Rugby's battle for the hearts and minds of New Zealanders is being fought on many fronts.
On the one hand, there are small, public victories. The All Blacks are actually still ranked No1 in the world. A player such as Ngani Laumape, who could double the money he earns by going to Europe, decides to stay here. Our men's and women's sevens sides win a tournament in Australia playing stunning rugby.
On the other, there are the massive challenges posed at the top level by the golden lure of staggering salaries, which, as Richie McCaw has pointed out, New Zealand can really only counter by offering "the pretty big carrot" of wearing the All Black jersey.
Away from the headlines, there are problems that with time have become just as threatening as an elite player exodus.
Secondary school numbers for boys have steadily declined, now 4000 fewer than the 31,000 who were playing in 2012. Sport New Zealand statistics show the greatest drop off in playing sport of any kind, including rugby, happens between the ages of 15 and 17.
And as any club administrator will tell you, lose someone then, and you've probably lost them for life.
As the 24th season of professional rugby is about to begin there are powerful hints that rugby is heading down the path of American football, where high schools, and, in their case, universities, provide a minuscule number of gifted athletes who will play as professionals.
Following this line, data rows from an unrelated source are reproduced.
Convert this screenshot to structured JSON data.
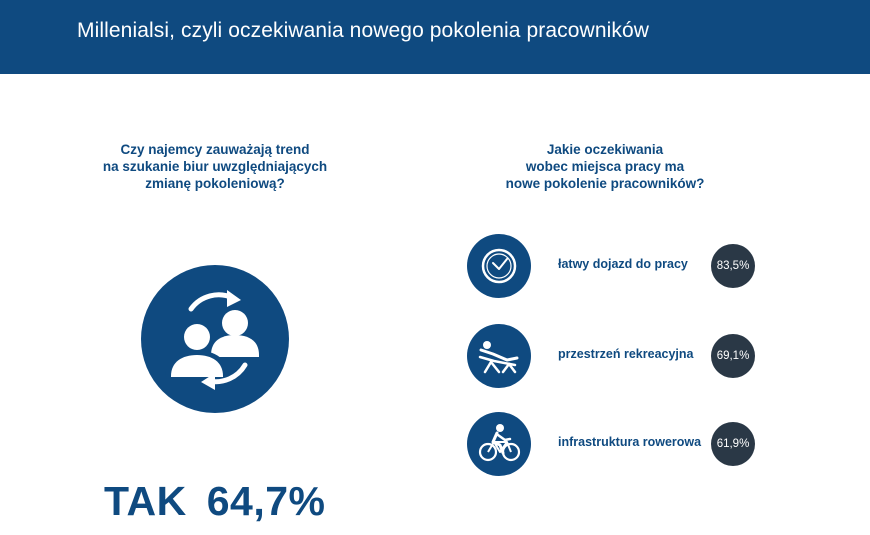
{
  "header": {
    "title": "Millenialsi, czyli oczekiwania nowego pokolenia pracowników",
    "color": "#0f4a80"
  },
  "left": {
    "question_lines": [
      "Czy najemcy zauważają trend",
      "na szukanie biur uwzględniających",
      "zmianę pokoleniową?"
    ],
    "icon": "people-exchange-icon",
    "answer": "TAK",
    "percent": "64,7%"
  },
  "right": {
    "question_lines": [
      "Jakie oczekiwania",
      "wobec miejsca pracy ma",
      "nowe pokolenie pracowników?"
    ],
    "items": [
      {
        "icon": "clock-icon",
        "label": "łatwy dojazd do pracy",
        "value": "83,5%"
      },
      {
        "icon": "lounge-chair-icon",
        "label": "przestrzeń rekreacyjna",
        "value": "69,1%"
      },
      {
        "icon": "bicycle-icon",
        "label": "infrastruktura rowerowa",
        "value": "61,9%"
      }
    ]
  },
  "colors": {
    "primary": "#0f4a80",
    "badge": "#2a3846",
    "background": "#ffffff"
  }
}
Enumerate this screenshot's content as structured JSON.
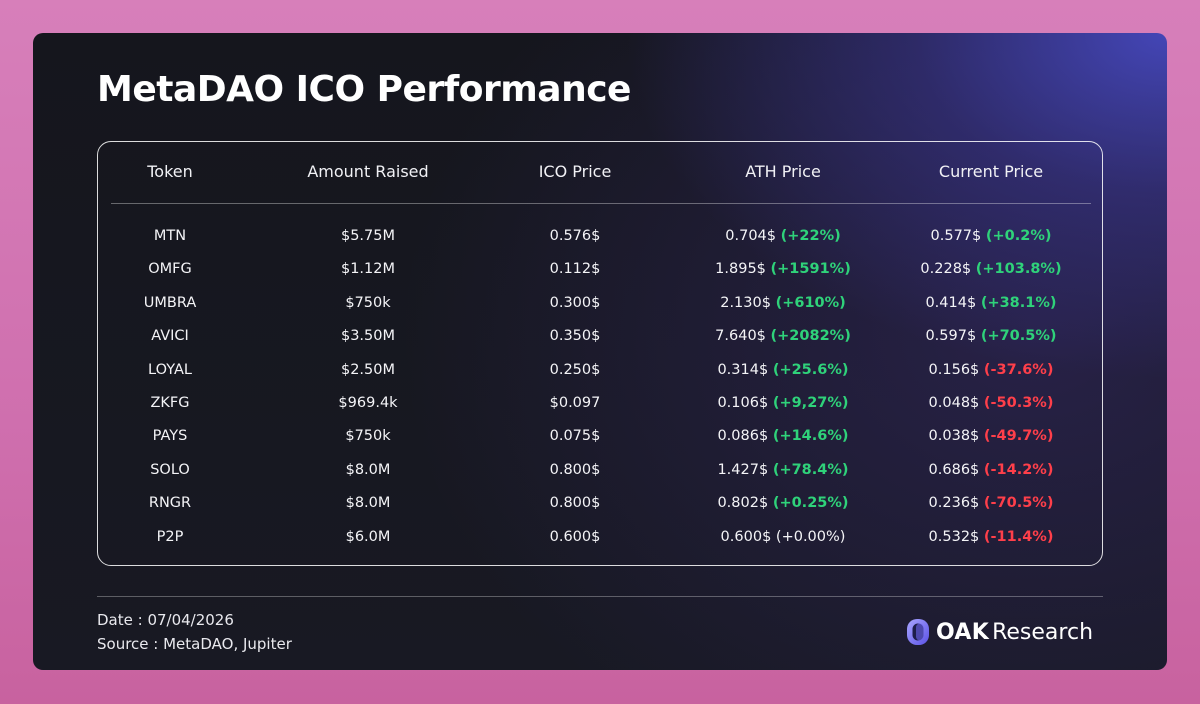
{
  "title": "MetaDAO ICO Performance",
  "colors": {
    "positive": "#2fd27a",
    "negative": "#ff3f4a",
    "border": "#ffffff"
  },
  "chart_data": {
    "type": "table",
    "columns": [
      "Token",
      "Amount Raised",
      "ICO Price",
      "ATH Price",
      "Current Price"
    ],
    "rows": [
      {
        "token": "MTN",
        "raised": "$5.75M",
        "ico": "0.576$",
        "ath": "0.704$",
        "ath_pct": "(+22%)",
        "ath_dir": "pos",
        "cur": "0.577$",
        "cur_pct": "(+0.2%)",
        "cur_dir": "pos"
      },
      {
        "token": "OMFG",
        "raised": "$1.12M",
        "ico": "0.112$",
        "ath": "1.895$",
        "ath_pct": "(+1591%)",
        "ath_dir": "pos",
        "cur": "0.228$",
        "cur_pct": "(+103.8%)",
        "cur_dir": "pos"
      },
      {
        "token": "UMBRA",
        "raised": "$750k",
        "ico": "0.300$",
        "ath": "2.130$",
        "ath_pct": "(+610%)",
        "ath_dir": "pos",
        "cur": "0.414$",
        "cur_pct": "(+38.1%)",
        "cur_dir": "pos"
      },
      {
        "token": "AVICI",
        "raised": "$3.50M",
        "ico": "0.350$",
        "ath": "7.640$",
        "ath_pct": "(+2082%)",
        "ath_dir": "pos",
        "cur": "0.597$",
        "cur_pct": "(+70.5%)",
        "cur_dir": "pos"
      },
      {
        "token": "LOYAL",
        "raised": "$2.50M",
        "ico": "0.250$",
        "ath": "0.314$",
        "ath_pct": "(+25.6%)",
        "ath_dir": "pos",
        "cur": "0.156$",
        "cur_pct": "(-37.6%)",
        "cur_dir": "neg"
      },
      {
        "token": "ZKFG",
        "raised": "$969.4k",
        "ico": "$0.097",
        "ath": "0.106$",
        "ath_pct": "(+9,27%)",
        "ath_dir": "pos",
        "cur": "0.048$",
        "cur_pct": "(-50.3%)",
        "cur_dir": "neg"
      },
      {
        "token": "PAYS",
        "raised": "$750k",
        "ico": "0.075$",
        "ath": "0.086$",
        "ath_pct": "(+14.6%)",
        "ath_dir": "pos",
        "cur": "0.038$",
        "cur_pct": "(-49.7%)",
        "cur_dir": "neg"
      },
      {
        "token": "SOLO",
        "raised": "$8.0M",
        "ico": "0.800$",
        "ath": "1.427$",
        "ath_pct": "(+78.4%)",
        "ath_dir": "pos",
        "cur": "0.686$",
        "cur_pct": "(-14.2%)",
        "cur_dir": "neg"
      },
      {
        "token": "RNGR",
        "raised": "$8.0M",
        "ico": "0.800$",
        "ath": "0.802$",
        "ath_pct": "(+0.25%)",
        "ath_dir": "pos",
        "cur": "0.236$",
        "cur_pct": "(-70.5%)",
        "cur_dir": "neg"
      },
      {
        "token": "P2P",
        "raised": "$6.0M",
        "ico": "0.600$",
        "ath": "0.600$",
        "ath_pct": "(+0.00%)",
        "ath_dir": "neu",
        "cur": "0.532$",
        "cur_pct": "(-11.4%)",
        "cur_dir": "neg"
      }
    ]
  },
  "footer": {
    "date": "Date : 07/04/2026",
    "source": "Source : MetaDAO, Jupiter",
    "logo_oak": "OAK",
    "logo_research": "Research",
    "logo_icon": "oak-research-logo-icon"
  }
}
The majority of the high school and college players who don't turn professional retire in their early 20s.
Why should New Zealand rugby even bother to try to make us different from the US?
For a start because in heartland New Zealand, rugby clubs have, in many small towns, been as much of a social centre as a War Memorial Hall.
When New Zealand farmers were riding high on massive wool prices in the 1950s and early 1960s, and rugby was basically alone as a winter sport for Kiwi males, a truckload of club houses were built. Many of them have since morphed into multi-sport centres.
And participating in sport, as a Sport New Zealand survey of 87,042 New Zealanders in 2017 revealed, is a good thing, not only physically, but also mentally.
Of those in the survey who played less than 30 minutes of sport a week, or no sport at all, 51 per cent rated their life "very happy". Of the people involved in sport for 2-hours a week or more, 70 per cent landed in the "very happy" category.
Specifically for rugby, there are many paths they could head down to keep the amateur side going.
Potentially one of the most important is suggested by former All Blacks coach John Hart. The use of sevens as a game for all players, not just the increasingly big and powerful who dominate the 15s game.
"The physicality and complexity of 15s at the higher levels," he says, "mean that if we really want participation, we need to look at both touch and sevens, games where smaller kids can grow skills and vision.
"There's no reason why an amateur player couldn't play for a sevens team at a club, maybe in a pool of teams, where they'd play two games in an afternoon.
"If a player then wanted to pursue higher levels, whether at sevens or 15s, they'd start with an understanding of the basics, and have a fitness base."
You don't have to look far for examples of gifted rugby players who have sprung from a touch background. Tyla Nathan-Wong is now a 24-year-old star of the Black Ferns. As a 16-year-old, she was playing touch football for the New Zealand women's senior team. Selling a sport such as touch that doesn't involve collisions, so has a tiny risk of concussion, feels a sensible 21st century way to increase participation at rugby clubs.
As for winning fans, there are other lessons to be learned from the Black Ferns, too.
As they've exploded on to the sporting stage, they've brought with them an exuberance that New Zealand men, whether they're All Blacks or not, spend a lot of their lives suppressing.
Can you picture an All Black yelling "Hi Mum and Dad" and thrusting a player of the tournament trophy at a camera the way the stunningly talented Michaela Blyde did in Sydney? No, neither can I. But wasn't it great?
One of a tiny number of sports teenagers are watching in increasing numbers is the NBA.
Whether it's the Steven Adams phenomenon, or the fact many of the American stars seem to draw their interview style from the world of rap and hip hop, a chord is struck with younger fans in New Zealand. They feel, as a local television executive explained last week, that they know the players as people.
Of course no All Black should start imitating what comes naturally and feels real from an inner city African-American. But the more our All Blacks can be persuaded that being interviewed is not an imposition, but a way to help draw more kids into a sport the player himself presumably loves, the better for the game.